The house was a bungalow from the 1940s; small and perfectly kept up, gray paint, a bright red door. Flowers grew in neatly tended window boxes on either side of the stone path that led from the sidewalk to the front door.

Frankie got out of her car and walked very slowly to the gate, opening it—click—shutting it behind her—click.

The stone path was lined on either side with flowers in bright pink bloom.

She stopped at the front door, knocked, and immediately heard footsteps on the other side.

Becky answered the door. For a split second, Frankie didn’t recognize the beautiful young woman with bouffant blond hair, who carried a plump, blue-eyed toddler in a sailor suit on her hip.

“Frankie’s here, everyone!”

Becky shouted so loudly that the baby in her arms started to cry.
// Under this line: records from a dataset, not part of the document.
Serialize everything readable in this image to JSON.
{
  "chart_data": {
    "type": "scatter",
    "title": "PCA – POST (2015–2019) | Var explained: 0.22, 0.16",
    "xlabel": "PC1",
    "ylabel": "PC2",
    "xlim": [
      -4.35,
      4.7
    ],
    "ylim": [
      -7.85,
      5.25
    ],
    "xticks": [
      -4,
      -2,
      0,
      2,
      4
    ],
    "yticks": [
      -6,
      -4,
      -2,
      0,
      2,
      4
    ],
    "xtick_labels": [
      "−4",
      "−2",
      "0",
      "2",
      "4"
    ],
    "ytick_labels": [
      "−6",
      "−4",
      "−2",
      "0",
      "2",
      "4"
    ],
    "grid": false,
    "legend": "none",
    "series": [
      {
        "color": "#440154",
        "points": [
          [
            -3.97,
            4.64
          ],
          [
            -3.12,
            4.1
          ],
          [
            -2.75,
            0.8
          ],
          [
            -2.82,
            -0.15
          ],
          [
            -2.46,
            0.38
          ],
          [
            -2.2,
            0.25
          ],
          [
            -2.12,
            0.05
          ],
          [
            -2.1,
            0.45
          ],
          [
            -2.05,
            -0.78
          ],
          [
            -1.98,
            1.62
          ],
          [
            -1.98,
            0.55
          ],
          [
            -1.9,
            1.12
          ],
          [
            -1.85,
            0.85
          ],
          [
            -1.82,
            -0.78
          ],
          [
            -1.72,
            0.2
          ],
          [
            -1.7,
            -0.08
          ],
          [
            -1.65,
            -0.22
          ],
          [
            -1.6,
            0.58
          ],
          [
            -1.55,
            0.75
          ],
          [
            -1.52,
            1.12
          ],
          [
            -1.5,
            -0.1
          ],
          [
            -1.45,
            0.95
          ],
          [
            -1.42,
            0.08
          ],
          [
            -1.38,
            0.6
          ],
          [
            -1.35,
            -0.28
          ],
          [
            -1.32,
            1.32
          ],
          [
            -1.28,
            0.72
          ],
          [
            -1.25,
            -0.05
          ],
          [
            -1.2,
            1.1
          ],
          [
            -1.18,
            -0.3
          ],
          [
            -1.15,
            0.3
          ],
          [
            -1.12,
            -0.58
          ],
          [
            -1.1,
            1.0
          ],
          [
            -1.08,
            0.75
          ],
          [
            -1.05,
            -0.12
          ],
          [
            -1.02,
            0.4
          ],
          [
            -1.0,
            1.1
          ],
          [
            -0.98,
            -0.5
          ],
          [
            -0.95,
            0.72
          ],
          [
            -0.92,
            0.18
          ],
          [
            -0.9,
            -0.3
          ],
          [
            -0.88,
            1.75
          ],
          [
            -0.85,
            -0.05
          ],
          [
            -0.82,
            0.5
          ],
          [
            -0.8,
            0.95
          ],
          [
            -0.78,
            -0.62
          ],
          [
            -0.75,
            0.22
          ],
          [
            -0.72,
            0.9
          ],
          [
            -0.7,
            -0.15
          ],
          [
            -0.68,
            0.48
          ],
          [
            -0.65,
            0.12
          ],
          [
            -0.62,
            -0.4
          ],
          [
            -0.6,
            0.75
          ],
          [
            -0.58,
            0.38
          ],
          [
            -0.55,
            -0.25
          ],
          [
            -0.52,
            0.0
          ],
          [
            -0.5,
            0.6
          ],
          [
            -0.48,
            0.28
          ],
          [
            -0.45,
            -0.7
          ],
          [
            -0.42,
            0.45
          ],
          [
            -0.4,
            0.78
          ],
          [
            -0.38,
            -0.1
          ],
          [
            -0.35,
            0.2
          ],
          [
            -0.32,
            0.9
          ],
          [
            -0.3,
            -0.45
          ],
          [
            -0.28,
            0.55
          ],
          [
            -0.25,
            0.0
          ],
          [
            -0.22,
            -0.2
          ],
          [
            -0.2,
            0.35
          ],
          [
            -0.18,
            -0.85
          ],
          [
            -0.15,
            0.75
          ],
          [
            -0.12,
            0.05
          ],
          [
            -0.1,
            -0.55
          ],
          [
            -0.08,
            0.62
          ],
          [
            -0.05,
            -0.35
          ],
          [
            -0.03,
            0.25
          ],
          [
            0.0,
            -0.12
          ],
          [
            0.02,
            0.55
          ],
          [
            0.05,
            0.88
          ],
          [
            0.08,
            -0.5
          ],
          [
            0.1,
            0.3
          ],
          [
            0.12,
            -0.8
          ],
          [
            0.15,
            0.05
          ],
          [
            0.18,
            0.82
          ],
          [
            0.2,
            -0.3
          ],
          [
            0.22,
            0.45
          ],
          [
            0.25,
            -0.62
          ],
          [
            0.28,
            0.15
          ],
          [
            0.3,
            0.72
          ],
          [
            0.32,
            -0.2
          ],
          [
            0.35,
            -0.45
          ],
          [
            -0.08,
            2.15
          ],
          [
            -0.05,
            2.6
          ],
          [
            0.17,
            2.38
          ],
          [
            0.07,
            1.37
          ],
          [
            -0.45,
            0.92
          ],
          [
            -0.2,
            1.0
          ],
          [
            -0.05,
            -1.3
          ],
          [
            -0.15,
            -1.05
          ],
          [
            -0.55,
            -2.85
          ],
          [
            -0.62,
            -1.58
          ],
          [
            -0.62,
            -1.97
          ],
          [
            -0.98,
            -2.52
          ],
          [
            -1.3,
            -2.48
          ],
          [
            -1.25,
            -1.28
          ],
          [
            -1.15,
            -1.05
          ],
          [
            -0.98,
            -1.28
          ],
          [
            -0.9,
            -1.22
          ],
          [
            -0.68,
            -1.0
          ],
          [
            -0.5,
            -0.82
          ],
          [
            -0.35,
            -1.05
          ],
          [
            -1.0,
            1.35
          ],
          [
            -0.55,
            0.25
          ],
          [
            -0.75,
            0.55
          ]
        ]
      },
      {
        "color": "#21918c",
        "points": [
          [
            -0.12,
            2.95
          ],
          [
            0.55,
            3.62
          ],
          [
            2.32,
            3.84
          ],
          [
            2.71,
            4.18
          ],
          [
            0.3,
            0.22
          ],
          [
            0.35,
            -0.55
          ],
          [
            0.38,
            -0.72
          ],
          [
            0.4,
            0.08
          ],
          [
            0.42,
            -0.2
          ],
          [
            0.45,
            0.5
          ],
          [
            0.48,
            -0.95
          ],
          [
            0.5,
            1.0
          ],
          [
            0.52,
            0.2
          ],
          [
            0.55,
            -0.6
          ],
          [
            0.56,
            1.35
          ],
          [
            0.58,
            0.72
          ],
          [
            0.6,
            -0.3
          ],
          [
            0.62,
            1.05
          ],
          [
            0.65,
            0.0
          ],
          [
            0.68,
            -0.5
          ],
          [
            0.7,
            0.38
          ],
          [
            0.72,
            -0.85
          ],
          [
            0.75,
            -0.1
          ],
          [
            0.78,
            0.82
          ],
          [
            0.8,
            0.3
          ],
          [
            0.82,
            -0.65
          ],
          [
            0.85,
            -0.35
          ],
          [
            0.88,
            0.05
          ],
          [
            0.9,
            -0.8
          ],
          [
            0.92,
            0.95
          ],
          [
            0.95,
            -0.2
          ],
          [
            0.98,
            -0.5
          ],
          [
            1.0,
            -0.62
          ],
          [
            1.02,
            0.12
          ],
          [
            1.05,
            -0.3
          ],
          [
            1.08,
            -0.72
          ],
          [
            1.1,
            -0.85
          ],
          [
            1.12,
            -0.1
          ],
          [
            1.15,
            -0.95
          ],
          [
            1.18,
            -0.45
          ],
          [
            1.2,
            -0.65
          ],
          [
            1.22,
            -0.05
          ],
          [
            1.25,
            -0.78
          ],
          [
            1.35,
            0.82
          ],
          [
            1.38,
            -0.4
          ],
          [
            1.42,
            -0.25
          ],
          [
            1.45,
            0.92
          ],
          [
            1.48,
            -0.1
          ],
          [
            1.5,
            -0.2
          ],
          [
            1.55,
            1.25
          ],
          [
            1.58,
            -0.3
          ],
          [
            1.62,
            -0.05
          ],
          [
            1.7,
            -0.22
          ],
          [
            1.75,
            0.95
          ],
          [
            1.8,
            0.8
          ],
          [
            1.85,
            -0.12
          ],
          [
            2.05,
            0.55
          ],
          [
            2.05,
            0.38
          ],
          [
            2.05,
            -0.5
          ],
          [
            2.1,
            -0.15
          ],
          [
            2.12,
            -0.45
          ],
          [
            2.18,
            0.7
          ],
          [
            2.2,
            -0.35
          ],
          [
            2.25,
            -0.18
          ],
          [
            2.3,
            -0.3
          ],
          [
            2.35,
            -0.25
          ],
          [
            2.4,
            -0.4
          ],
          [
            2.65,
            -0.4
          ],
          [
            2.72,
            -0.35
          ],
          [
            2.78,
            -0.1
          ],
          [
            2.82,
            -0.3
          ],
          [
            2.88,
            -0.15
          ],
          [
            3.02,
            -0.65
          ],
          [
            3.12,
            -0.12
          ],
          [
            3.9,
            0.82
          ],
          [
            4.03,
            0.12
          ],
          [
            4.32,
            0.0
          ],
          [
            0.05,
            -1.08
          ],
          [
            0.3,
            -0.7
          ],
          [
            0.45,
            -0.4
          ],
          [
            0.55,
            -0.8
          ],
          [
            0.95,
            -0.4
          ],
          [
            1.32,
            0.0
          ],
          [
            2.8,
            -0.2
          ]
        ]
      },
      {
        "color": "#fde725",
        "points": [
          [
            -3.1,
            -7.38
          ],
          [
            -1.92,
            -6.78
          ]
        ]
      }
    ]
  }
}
Frankie was pulled through a house cluttered with children’s toys, out to the patio, where a dozen well-dressed women were sitting in folding chairs, drinking champagne. A silver coffee service sat on a slim wooden table; beside it, an array of hors d’oeuvres: pigs in a blanket, ants on a log, nut-covered balls of cheese encircled by Ritz crackers.

It felt strangely discordant to Frankie that this staid, unchanging world of flowers and champagne and women in summery dresses persevered while men—and women—were dying in Vietnam.

Frankie recognized several high school friends, girls she’d played volleyball with and gone on double dates with, a few of the cheerleaders, two or three older women—the mothers—and also saw some young women she didn’t know. College friends of Dana’s or relatives, perhaps.

The patio was decorated with balloons; a large table held beautifully decorated gifts. It was a birthday party, she supposed. Had her mother told her that?

“I … should have a gift,” Frankie said, feeling out of place. She didn’t belong in this party full of pretty housewives who wore pressed dresses and smoked Virginia Slims.

“Don’t give it a thought,” Becky said, taking her by the arm, leading her through the party to a chair near a fragrant, laden orange tree.

Dana began opening gifts.

Frankie tried to smile in admiration at appropriate times. She saw the way the other women oohed and aahed over household items. Silver candlesticks. Waterford glasses. Sheets from Italy.

Dana, whom Frankie barely remembered from grade school, smiled brightly at each present and said something special to the giver. Her mother sat beside her, making notes about each gift, so that short work could be made of the thank-you notes. A maid in a black-and-white uniform bustled from table to table, freshening drinks and delivering canapés.

A wedding shower, Frankie realized slowly. Oh God.

Frankie snagged a glass of champagne from a nearby tray.

She drank it quickly, put her empty glass down, and picked up another, and then lit up a cigarette, trying to smoke herself to calm. Then she remembered that she had to be at work at 2300 hours.

She shouldn’t drink before her shift at the hospital.